Sengkarut alokasi lahan di Batam, Kepulauan Riau, dinilai menjadi salah satu penyebab kegagalan pemerintah memanfaatkan momentum perang dagang China dan Amerika Serikat untuk mendatangkan investasi.
Oleh
PANDU WIYOGA
·3 menit baca
BATAM, KOMPAS — Sengkarut alokasi lahan di Batam, Kepulauan Riau, dinilai menjadi salah satu penyebab kegagalan pemerintah memanfaatkan momentum perang dagang China dan Amerika Serikat untuk mendatangkan investasi. Hingga kini tercatat sekitar 7.000 hektar lahan di Batam bermasalah.
Kepala Kantor Pengelolaan Lahan Badan Pengusahaan (BP) Batam Imam Bachroni, Selasa (10/12/2019), mengatakan, dari 7.000 hektar lahan bermasalah, masalah terbesar adalah lahan yang sudah dialokasikan belum dimanfaatkan pemiliknya untuk kegiatan usaha.
”Sebagian lagi adalah lahan yang bermasalah karena penetapan lokasi (PL) tumpang tindih. Jadi, ada dua pihak saling klaim sama-sama memegang hak pengelolaan di atas lahan yang sama,” kata Imam.
Sengkarut lahan itu memperburuk tingkat kepastian berusaha di Batam di mata investor. Dampaknya, Kawasan Perdagangan Bebas dan Pelabuhan Bebas (KPBPB) Batam tidak berhasil bersaing menjadi lokasi ekspansi sejumlah perusahaan asing yang terkena imbas perang dagang Amerika Serikat-China.

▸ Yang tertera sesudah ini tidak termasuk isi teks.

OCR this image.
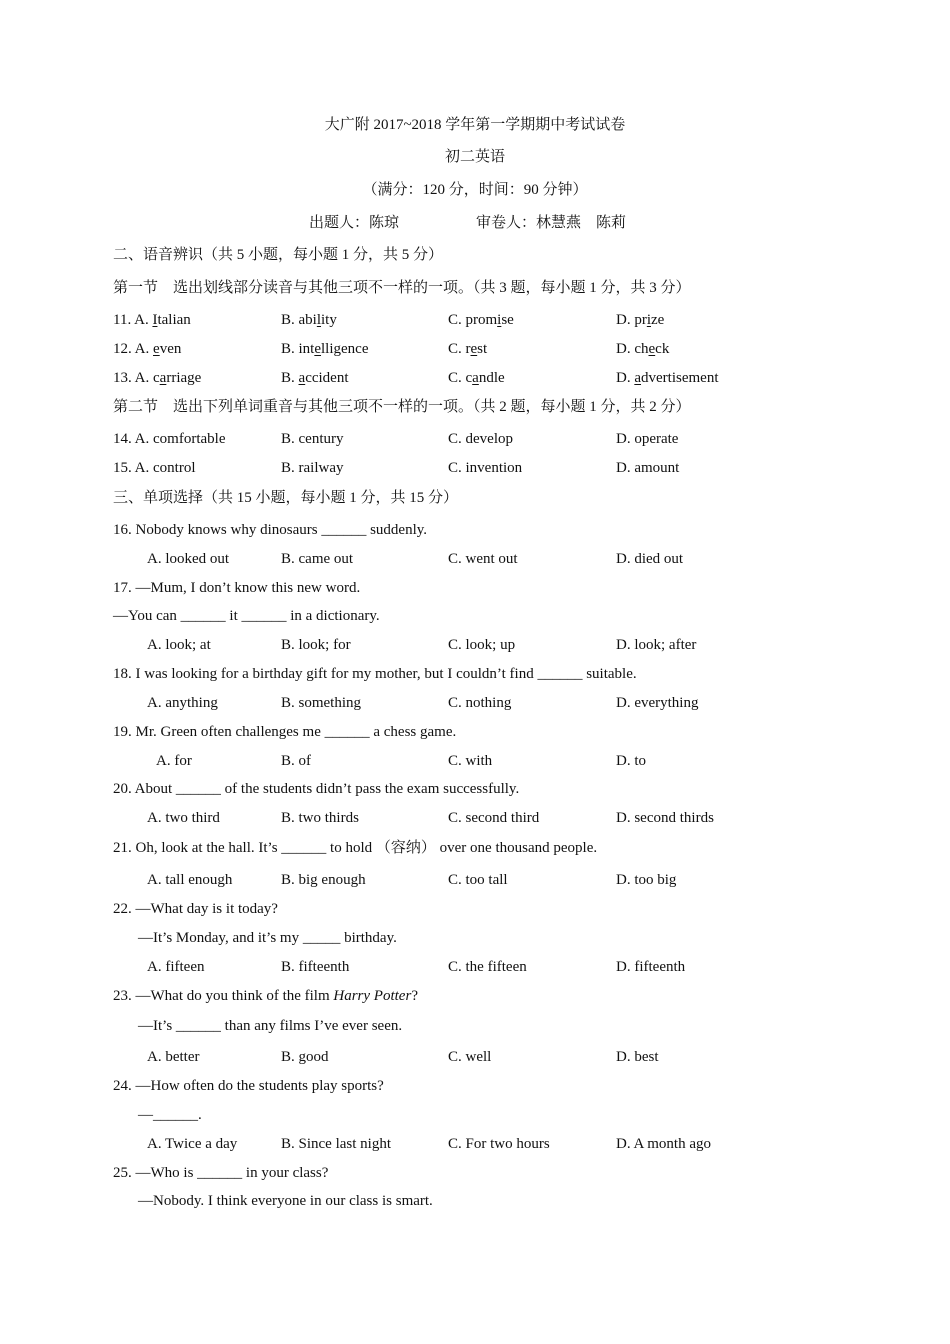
大广附 2017~2018 学年第一学期期中考试试卷
初二英语
（满分：120 分，时间：90 分钟）
出题人：陈琼	审卷人：林慧燕　陈莉
二、语音辨识（共 5 小题，每小题 1 分，共 5 分）
第一节　选出划线部分读音与其他三项不一样的一项。（共 3 题，每小题 1 分，共 3 分）
11. A. Italian	B. ability	C. promise	D. prize
12. A. even	B. intelligence	C. rest	D. check
13. A. carriage	B. accident	C. candle	D. advertisement
第二节　选出下列单词重音与其他三项不一样的一项。（共 2 题，每小题 1 分，共 2 分）
14. A. comfortable	B. century	C. develop	D. operate
15. A. control	B. railway	C. invention	D. amount
三、单项选择（共 15 小题，每小题 1 分，共 15 分）
16. Nobody knows why dinosaurs ______ suddenly.
A. looked out	B. came out	C. went out	D. died out
17. —Mum, I don’t know this new word.
—You can ______ it ______ in a dictionary.
A. look; at	B. look; for	C. look; up	D. look; after
18. I was looking for a birthday gift for my mother, but I couldn’t find ______ suitable.
A. anything	B. something	C. nothing	D. everything
19. Mr. Green often challenges me ______ a chess game.
A. for	B. of	C. with	D. to
20. About ______ of the students didn’t pass the exam successfully.
A. two third	B. two thirds	C. second third	D. second thirds
21. Oh, look at the hall. It’s ______ to hold （容纳） over one thousand people.
A. tall enough	B. big enough	C. too tall	D. too big
22. —What day is it today?
—It’s Monday, and it’s my _____ birthday.
A. fifteen	B. fifteenth	C. the fifteen	D. fifteenth
23. —What do you think of the film Harry Potter?
—It’s ______ than any films I’ve ever seen.
A. better	B. good	C. well	D. best
24. —How often do the students play sports?
—______.
A. Twice a day	B. Since last night	C. For two hours	D. A month ago
25. —Who is ______ in your class?
—Nobody. I think everyone in our class is smart.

Dari 33 perusahaan asal China yang hendak berekspansi ke Asia Tenggara, sebanyak 23 perusahaan memilih Vietnam, sedangkan 10 perusahaan lain memilih berinvestasi di Thailand, Malaysia, dan Kamboja. Hal ini disorot secara khusus oleh Presiden Joko Widodo dalam rapat terbatas tentang kinerja perdagangan dan investasi di Kantor Presiden (Kompas, 31/10/2019).

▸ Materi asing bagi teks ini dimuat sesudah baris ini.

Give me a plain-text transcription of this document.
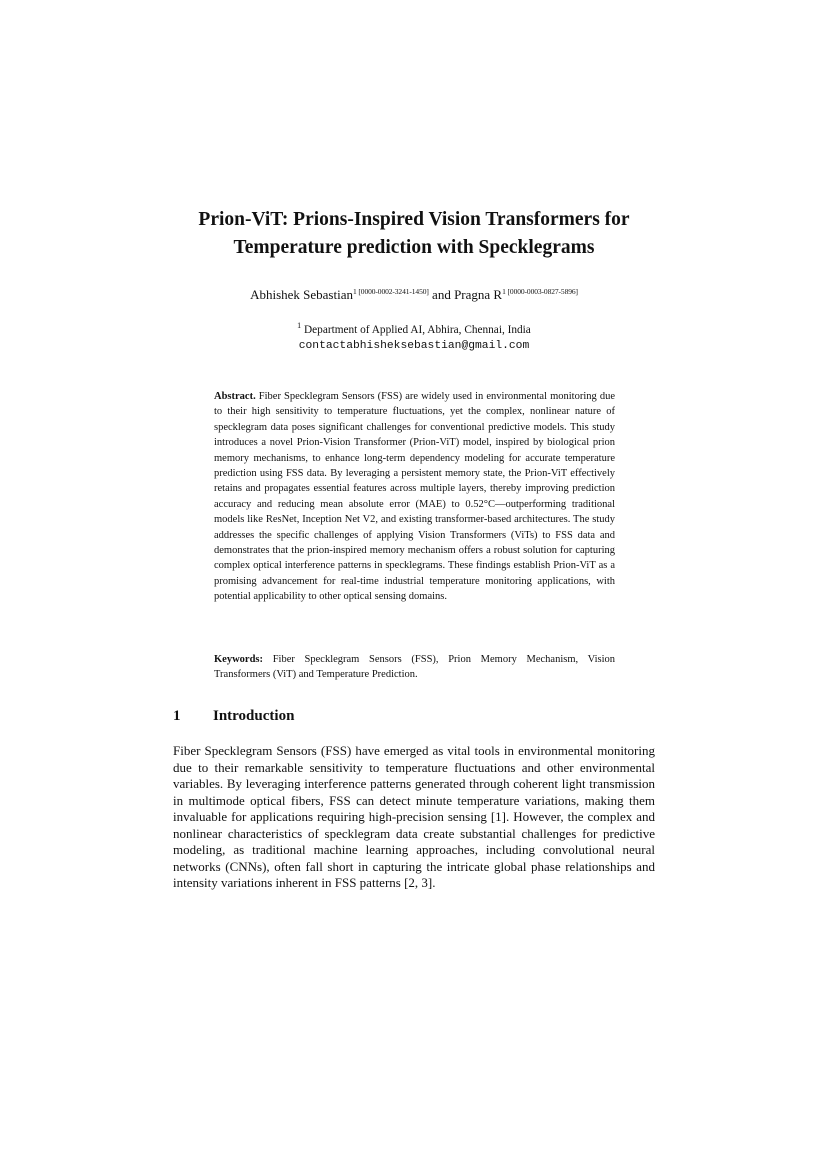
Prion-ViT: Prions-Inspired Vision Transformers for
Temperature prediction with Specklegrams
Abhishek Sebastian$^{1 [0000-0002-3241-1450]}$ and Pragna $R^{1 [0000-0003-0827-5896]}$
$^1$ Department of Applied AI, Abhira, Chennai, India
contactabhisheksebastian@gmail.com

Abstract. Fiber Specklegram Sensors (FSS) are widely used in environmental monitoring due to their high sensitivity to temperature fluctuations, yet the complex, nonlinear nature of specklegram data poses significant challenges for conventional predictive models. This study introduces a novel Prion-Vision Transformer (Prion-ViT) model, inspired by biological prion memory mechanisms, to enhance long-term dependency modeling for accurate temperature prediction using FSS data. By leveraging a persistent memory state, the Prion-ViT effectively retains and propagates essential features across multiple layers, thereby improving prediction accuracy and reducing mean absolute error (MAE) to 0.52°C—outperforming traditional models like ResNet, Inception Net V2, and existing transformer-based architectures. The study addresses the specific challenges of applying Vision Transformers (ViTs) to FSS data and demonstrates that the prion-inspired memory mechanism offers a robust solution for capturing complex optical interference patterns in specklegrams. These findings establish Prion-ViT as a promising advancement for real-time industrial temperature monitoring applications, with potential applicability to other optical sensing domains.

Keywords: Fiber Specklegram Sensors (FSS), Prion Memory Mechanism, Vision Transformers (ViT) and Temperature Prediction.

1 Introduction

Fiber Specklegram Sensors (FSS) have emerged as vital tools in environmental monitoring due to their remarkable sensitivity to temperature fluctuations and other environmental variables. By leveraging interference patterns generated through coherent light transmission in multimode optical fibers, FSS can detect minute temperature variations, making them invaluable for applications requiring high-precision sensing [1]. However, the complex and nonlinear characteristics of specklegram data create substantial challenges for predictive modeling, as traditional machine learning approaches, including convolutional neural networks (CNNs), often fall short in capturing the intricate global phase relationships and intensity variations inherent in FSS patterns [2, 3].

”Hal itu akan segera diperbaiki. Yang pertama dilakukan adalah mendorong investasi di lahan yang sudah teralokasi,” ujar Deputi Bidang Pengelolaan Kawasan dan Investasi BP Batam Sudirman Saad.
Dalam waktu dekat, para pengusaha yang memiliki hak pengelolaan di lahan mangkrak itu akan dipanggil dan dimintai keterangan terkait hambatan yang dialami. Dengan begitu, diharapkan mereka bisa memberikan kepastian terkait pemanfaatan lahan yang telah diberikan.

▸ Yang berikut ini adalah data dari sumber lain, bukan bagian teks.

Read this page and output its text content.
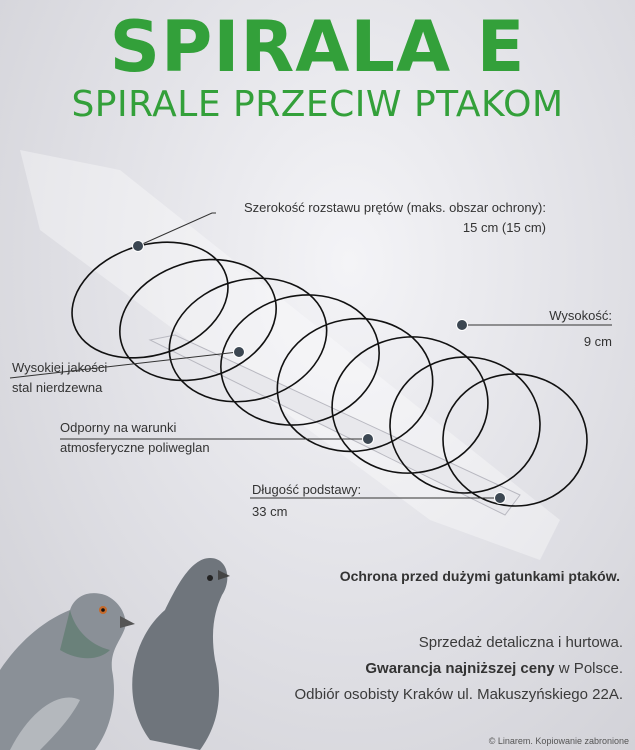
SPIRALA E
SPIRALE PRZECIW PTAKOM
Szerokość rozstawu prętów (maks. obszar ochrony):
15 cm (15 cm)
Wysokość:
9 cm
Wysokiej jakości
stal nierdzewna
Odporny na warunki
atmosferyczne poliweglan
Długość podstawy:
33 cm
Ochrona przed dużymi gatunkami ptaków.
Sprzedaż detaliczna i hurtowa.
Gwarancja najniższej ceny w Polsce.
Odbiór osobisty Kraków ul. Makuszyńskiego 22A.
© Linarem. Kopiowanie zabronione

Pada saat bersamaan, sistem pengajuan permohonan alokasi lahan juga akan disederhanakan untuk mengundang investor baru masuk ke Batam. Sebelumnya, proses alokasi lahan yang berbelit membuat pengajuan investasi jadi sangat lama karena membutuhkan banyak syarat untuk dilengkapi.
Menurut Sudirman, lewat sistem yang sudah disederhanakan, pengajuan permohonan alokasi lahan kini bisa selesai dalam hitungan hari. Untuk mendukung hal itu, sudah dibentuk kelompok kerja khusus yang bertugas menilai kelayakan permohonan investasi dari aspek yuridis, teknis, dan bisnis.
Setelah permohonan investasi dinyatakan layak oleh kelompok kerja, pemohon akan mendapatkan berkas acara. Berbekal dokumen itu dan nomor induk berusaha (NIB), pemohon bisa melanjutkan prosesnya lewat sistem pelayanan perizinan berusaha terintegrasi secara elektronik (OSS).
”Lewat sistem itu, pemohon sudah bisa mendapatkan dokumen PL dan dokumen uang wajib tahunan (UWT) dalam waktu kurang dari 30 menit,” kata Kepala Pelayanan Terpadu Satu Pintu Endry Abzan.
Sudirman menyatakan, sistem OSS memungkinkan pemohon bisa mendapat perjanjian penggunaan lahan (PPL) lewat proses yang lebih sederhana. Penggunaan sistem digital itu dianggap penting untuk menjaga transparansi dan akuntabilitas di tengah tuntutan memberikan pelayanan yang serba cepat.